”I’m old enough for a den of my own if I want one, and this is the den that I want.”
The ‘den’ was little more than a cradle-shaped indentation in the large and tangled exposed roots shared by the Child and Mother Trees. It was located such that Whistle had shade regardless of the daystar’s position in the sky. She had boundless walls and a ceiling as high as the open sky.
Her belongings hadn’t even been brought over yet, but the first time since those awful nights spent trapped in a rotten tree, Whistle felt truly at home.
“So when you want to bring a male home for a little fun, you’re going to leave your rump bouncing in the moonlight for all to see?” Sparkle’s good-natured ribbing came from several paces below Whistle, at the foot of a stairway shaped into the roots. Sparkle had a few years on Whistle, but not many, and they were close enough friends that Sparkle felt perfectly fine with being annoying.
Whistle grinned. “Mother shaped some hooks into the sides for leathers. See?” Her grin became a wicked one as she closed a drape right across Sparkle’s face.
It didn’t take long for the curly-haired tinkerer to appear on the branches above, which had been arranged to hold similar drapes to keep Whistle from being pelted with rain and leaves.
“This won’t work in the white-cold, you know.”
”I’ll worry about white-cold when it’s white-cold . Now are you going to keep picking at burrs or help me move my things?”
“You could always share my den,” Sparkle persisted, her feet swinging. "If you're that eager to get out from under your parents."
“Do you really believe Mother would have shaped this for me if she thought for one moment I was just trying to get away from her? Or Father? It’s not about getting away from them its… it’s just that…” Once again, words failed her.
Whistle had tried to explain how close spaces made her feel; the memories they dredged up, the tension in her chest as her pulse and breath quickened at the fear of being trapped and not being able to get out. Sometimes during the day she’d wake up in a cold sweat and need to go outside.
She could feel it happening at that moment. Her heart was pounding. A dense knot was working itself into her stomach. Her throat was tightening. Sometimes just thinking about it could bring on an attack of nerves and worries. She couldn’t control when it happened. She didn’t know how to keep it from happening.
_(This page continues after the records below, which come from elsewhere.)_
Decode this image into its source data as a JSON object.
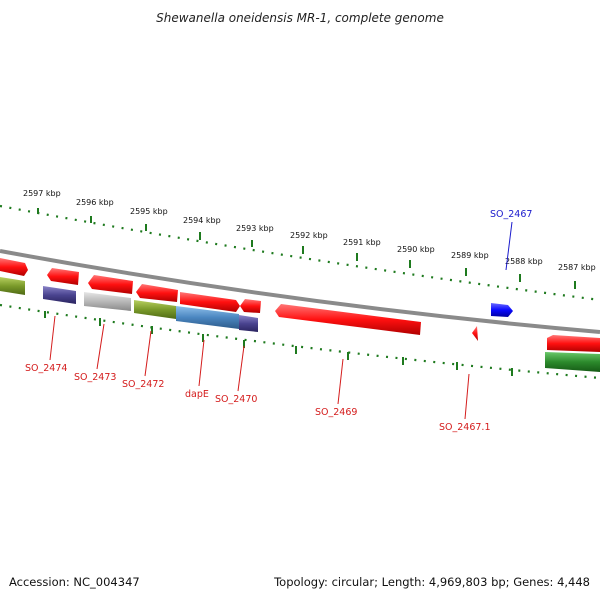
{
  "title": "Shewanella oneidensis MR-1, complete genome",
  "footer": {
    "accession": "Accession: NC_004347",
    "summary": "Topology: circular; Length: 4,969,803 bp; Genes: 4,448"
  },
  "colors": {
    "backbone": "#8a8a8a",
    "tick": "#1e7a1e",
    "gene_label_red": "#d41c1c",
    "gene_label_blue": "#1a1acc",
    "red": "#ff1010",
    "blue": "#0a0aff",
    "navy": "#4a4490",
    "gray": "#b8b8b8",
    "olive": "#7a9a2a",
    "steel": "#4a86c0",
    "green": "#2c8a2c"
  },
  "scale_labels": [
    "2597 kbp",
    "2596 kbp",
    "2595 kbp",
    "2594 kbp",
    "2593 kbp",
    "2592 kbp",
    "2591 kbp",
    "2590 kbp",
    "2589 kbp",
    "2588 kbp",
    "2587 kbp"
  ],
  "gene_labels": [
    {
      "text": "SO_2474",
      "color": "gene_label_red"
    },
    {
      "text": "SO_2473",
      "color": "gene_label_red"
    },
    {
      "text": "SO_2472",
      "color": "gene_label_red"
    },
    {
      "text": "dapE",
      "color": "gene_label_red"
    },
    {
      "text": "SO_2470",
      "color": "gene_label_red"
    },
    {
      "text": "SO_2469",
      "color": "gene_label_red"
    },
    {
      "text": "SO_2467.1",
      "color": "gene_label_red"
    },
    {
      "text": "SO_2467",
      "color": "gene_label_blue"
    }
  ]
}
And yet her cheerfully obtuse friend still did not understand. Nor would she. Because Whistle had promised herself she would never really share it. ‘No sends, not ever.’ Nobody should have to experience such unease with a basic part of everyday life; ‘Elves live in dens’. Not even Whistle herself.
Whistle shook her head to clear it. She opened her eyes and took in a long view of her wall-less domicile. “Help me or don’t,” She stated plainly once she could. “Either way, I have work to do.”